I have the following Grok pattern for parsing nginx's error log file:
input {
file {
id => "nginx_error_file_input"
codec => "plain"
tags => [ "nginx", "nginx_errors" ]
type => "nginx_error_log"
path => [ "/var/log/nginx/error.log" ]
}
}
filter {
if [type] == "nginx_error_log" {
grok {
id => "nginx_error_grok_filter"
patterns_dir => ["/etc/logstash/patterns"]
match => { message => "^%{NGINXTIMESTAMP:timestamp}%{SPACE}\[%{WORD:error_level}\]%{SPACE}%{POSINT:pid}#%{POSINT:tid}:%{SPACE}(\*(?<cid>\d+))?%{SPACE}%{GREEDYDATA:error_message}$" }
add_tag => [ "_nginx_error_grok_filter" ]
tag_on_failure => [ "_grokparsefailure_nginx_error_grok_filter" ]
}
date {
id => "nginx_error_date_filter"
match => [ "timestamp", "yyyy/MM/dd HH:mm:ss" ]
locale => "en-US"
timezone => "Europe/Berlin"
target => "@timestamp"
}
}
if "_nginx_error_grok_filter" in [tags] {
if [error_message] =~ /,\s+client:\s+/ {
grok {
id => "nginx_error_client_grok_filter"
patterns_dir => ["/etc/logstash/patterns"]
match => { "error_message" => ",%{SPACE}client:%{SPACE}%{IPORHOST:client}" }
tag_on_failure => [ "_grokparsefailure_nginx_error_client_grok_filter" ]
}
}
if [error_message] =~ /,\s+server:\s+/ {
grok {
id => "nginx_error_server_grok_filter"
patterns_dir => ["/etc/logstash/patterns"]
match => { "error_message" => ",%{SPACE}server:%{SPACE}%{IPORHOST:server}" }
add_tag => [ "server_%{server}" ]
tag_on_failure => [ "_grokparsefailure_nginx_error_server_grok_filter" ]
}
}
if [error_message] =~ /,\s+host:\s+/ {
grok {
id => "nginx_error_host_grok_filter"
patterns_dir => ["/etc/logstash/patterns"]

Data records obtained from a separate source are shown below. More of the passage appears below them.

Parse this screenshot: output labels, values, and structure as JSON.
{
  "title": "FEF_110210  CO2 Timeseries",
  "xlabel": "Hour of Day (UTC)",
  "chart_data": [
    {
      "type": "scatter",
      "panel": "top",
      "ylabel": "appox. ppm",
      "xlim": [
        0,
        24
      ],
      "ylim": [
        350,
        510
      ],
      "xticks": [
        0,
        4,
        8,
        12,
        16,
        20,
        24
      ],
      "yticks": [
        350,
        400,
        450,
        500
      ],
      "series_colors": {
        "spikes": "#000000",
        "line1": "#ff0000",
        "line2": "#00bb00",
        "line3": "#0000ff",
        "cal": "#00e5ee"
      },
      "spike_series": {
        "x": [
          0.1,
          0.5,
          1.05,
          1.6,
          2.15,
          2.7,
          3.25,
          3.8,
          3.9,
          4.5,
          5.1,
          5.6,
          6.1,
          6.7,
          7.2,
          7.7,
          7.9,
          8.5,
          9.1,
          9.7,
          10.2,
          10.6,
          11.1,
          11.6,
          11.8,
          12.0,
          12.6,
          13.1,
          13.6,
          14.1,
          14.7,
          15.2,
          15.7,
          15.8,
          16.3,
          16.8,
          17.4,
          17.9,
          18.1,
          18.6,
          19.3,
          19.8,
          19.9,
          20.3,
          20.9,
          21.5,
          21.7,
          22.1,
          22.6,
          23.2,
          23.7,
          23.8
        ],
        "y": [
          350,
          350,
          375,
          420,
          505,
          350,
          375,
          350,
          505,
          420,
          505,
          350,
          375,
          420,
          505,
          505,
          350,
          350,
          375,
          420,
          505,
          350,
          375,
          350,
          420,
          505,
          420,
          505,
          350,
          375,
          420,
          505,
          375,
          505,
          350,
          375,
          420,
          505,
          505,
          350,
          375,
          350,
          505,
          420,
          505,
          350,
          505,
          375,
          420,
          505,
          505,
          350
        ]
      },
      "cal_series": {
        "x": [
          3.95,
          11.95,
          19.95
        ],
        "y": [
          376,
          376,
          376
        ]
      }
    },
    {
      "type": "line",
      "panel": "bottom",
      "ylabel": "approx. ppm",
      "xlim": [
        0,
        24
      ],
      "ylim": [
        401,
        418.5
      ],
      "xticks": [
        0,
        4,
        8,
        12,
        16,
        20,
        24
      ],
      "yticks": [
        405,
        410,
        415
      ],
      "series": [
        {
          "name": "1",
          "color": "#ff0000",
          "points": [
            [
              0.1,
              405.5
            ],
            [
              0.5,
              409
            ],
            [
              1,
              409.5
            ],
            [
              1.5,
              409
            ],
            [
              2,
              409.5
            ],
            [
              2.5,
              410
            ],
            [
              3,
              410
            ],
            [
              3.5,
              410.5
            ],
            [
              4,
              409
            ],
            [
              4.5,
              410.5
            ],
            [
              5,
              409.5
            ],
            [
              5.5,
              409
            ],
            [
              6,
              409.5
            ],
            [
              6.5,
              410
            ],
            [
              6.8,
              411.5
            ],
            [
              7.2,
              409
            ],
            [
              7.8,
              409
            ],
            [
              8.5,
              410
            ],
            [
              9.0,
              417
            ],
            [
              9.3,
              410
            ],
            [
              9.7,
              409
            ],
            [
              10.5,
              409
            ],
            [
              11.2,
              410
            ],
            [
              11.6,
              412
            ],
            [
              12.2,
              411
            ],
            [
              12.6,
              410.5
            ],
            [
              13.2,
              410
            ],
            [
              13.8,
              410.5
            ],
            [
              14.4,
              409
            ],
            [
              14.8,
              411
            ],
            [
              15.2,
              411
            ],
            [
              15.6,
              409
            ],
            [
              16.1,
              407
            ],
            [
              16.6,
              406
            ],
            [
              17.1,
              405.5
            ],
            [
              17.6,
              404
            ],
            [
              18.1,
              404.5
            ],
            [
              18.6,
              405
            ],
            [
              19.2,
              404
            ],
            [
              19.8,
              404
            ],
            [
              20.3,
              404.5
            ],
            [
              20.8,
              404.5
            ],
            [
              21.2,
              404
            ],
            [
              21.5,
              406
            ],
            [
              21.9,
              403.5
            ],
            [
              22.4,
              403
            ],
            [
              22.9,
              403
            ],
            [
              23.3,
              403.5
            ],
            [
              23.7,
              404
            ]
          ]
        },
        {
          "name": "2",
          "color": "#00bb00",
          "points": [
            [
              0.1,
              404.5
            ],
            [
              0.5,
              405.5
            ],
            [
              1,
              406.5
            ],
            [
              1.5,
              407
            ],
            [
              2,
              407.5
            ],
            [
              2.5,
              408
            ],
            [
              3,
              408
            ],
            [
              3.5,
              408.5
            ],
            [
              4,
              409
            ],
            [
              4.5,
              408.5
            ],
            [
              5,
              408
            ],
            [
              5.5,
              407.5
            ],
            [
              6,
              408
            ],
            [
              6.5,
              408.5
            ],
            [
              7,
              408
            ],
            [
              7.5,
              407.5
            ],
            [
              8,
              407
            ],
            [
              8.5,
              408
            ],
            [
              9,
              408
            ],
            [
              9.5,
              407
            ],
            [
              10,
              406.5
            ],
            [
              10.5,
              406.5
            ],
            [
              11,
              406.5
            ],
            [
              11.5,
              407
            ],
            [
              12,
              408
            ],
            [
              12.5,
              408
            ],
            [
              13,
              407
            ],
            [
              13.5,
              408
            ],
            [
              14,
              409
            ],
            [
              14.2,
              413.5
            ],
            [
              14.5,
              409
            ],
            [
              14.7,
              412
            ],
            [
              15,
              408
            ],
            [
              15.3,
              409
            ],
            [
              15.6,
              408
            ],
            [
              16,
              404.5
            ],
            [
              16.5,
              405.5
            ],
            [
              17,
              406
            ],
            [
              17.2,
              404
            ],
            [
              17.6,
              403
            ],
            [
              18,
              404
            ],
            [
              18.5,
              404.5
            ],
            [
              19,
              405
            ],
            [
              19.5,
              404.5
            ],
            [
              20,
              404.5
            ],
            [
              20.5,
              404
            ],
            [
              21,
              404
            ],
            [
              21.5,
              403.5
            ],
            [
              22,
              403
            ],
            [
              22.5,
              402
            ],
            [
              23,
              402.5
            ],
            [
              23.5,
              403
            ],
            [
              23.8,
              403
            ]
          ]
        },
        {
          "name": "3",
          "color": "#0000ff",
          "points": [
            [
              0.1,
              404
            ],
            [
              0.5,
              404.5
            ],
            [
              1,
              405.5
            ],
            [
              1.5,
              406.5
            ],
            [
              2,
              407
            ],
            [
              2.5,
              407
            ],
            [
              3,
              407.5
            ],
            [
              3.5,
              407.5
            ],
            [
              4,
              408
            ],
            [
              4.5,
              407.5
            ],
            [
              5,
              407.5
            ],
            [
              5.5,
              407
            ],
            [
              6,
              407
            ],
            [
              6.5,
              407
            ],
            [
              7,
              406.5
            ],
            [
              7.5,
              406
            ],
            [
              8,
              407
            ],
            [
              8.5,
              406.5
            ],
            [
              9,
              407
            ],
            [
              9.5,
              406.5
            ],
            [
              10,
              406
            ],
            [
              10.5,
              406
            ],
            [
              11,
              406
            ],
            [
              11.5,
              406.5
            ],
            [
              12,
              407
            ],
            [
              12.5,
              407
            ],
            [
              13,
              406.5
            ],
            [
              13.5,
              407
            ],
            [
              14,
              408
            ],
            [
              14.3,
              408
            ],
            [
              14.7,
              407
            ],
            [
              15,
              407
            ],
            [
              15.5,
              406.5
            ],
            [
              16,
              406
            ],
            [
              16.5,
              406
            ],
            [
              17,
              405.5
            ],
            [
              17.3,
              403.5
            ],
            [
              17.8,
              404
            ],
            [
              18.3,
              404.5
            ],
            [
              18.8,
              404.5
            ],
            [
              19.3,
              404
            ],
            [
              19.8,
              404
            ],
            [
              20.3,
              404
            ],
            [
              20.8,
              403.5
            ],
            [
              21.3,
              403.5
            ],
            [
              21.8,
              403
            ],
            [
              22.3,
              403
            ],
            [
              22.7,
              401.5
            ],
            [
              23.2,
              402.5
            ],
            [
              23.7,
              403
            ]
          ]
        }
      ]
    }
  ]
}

match => { "error_message" => ",%{SPACE}host:%{SPACE}%{IPORHOST:host}" }
add_tag => [ "host_%{host}" ]
tag_on_failure => [ "_grokparsefailure_nginx_error_host_grok_filter" ]
}
}
if [error_message] =~ /,\s+request:\s+/ {
grok {
id => "nginx_error_request_grok_filter"
patterns_dir => ["/etc/logstash/patterns"]
match => { "error_message" => ',%{SPACE}request:%{SPACE}"%{QS:request}"' }
tag_on_failure => [ "_grokparsefailure_nginx_error_request_grok_filter" ]
}
}
if [error_message] =~ /,\s+upstream:\s+/ {
grok {
id => "nginx_error_upstream_grok_filter"
patterns_dir => ["/etc/logstash/patterns"]
match => { "error_message" => ',%{SPACE}upstream:%{SPACE}"%{QS:upstream}"' }
tag_on_failure => [ "_grokparsefailure_nginx_error_upstream_grok_filter" ]
}
}
if [error_message] =~ /,\s+referrer:\s+/ {
grok {
id => "nginx_error_referrer_grok_filter"
patterns_dir => ["/etc/logstash/patterns"]
match => { "error_message" => ',%{SPACE}referrer:%{SPACE}"%{QS:referrer}"' }
tag_on_failure => [ "_grokparsefailure_nginx_error_referrer_grok_filter" ]
}
}
}
}
As you can see, the configuration heavily relies on conditional Grok filters, which I guess have performance penalties (assumption). And the readability is not that nice.
Is there a way to optimize this Grok pattern to be more readable and (possibly) more performant.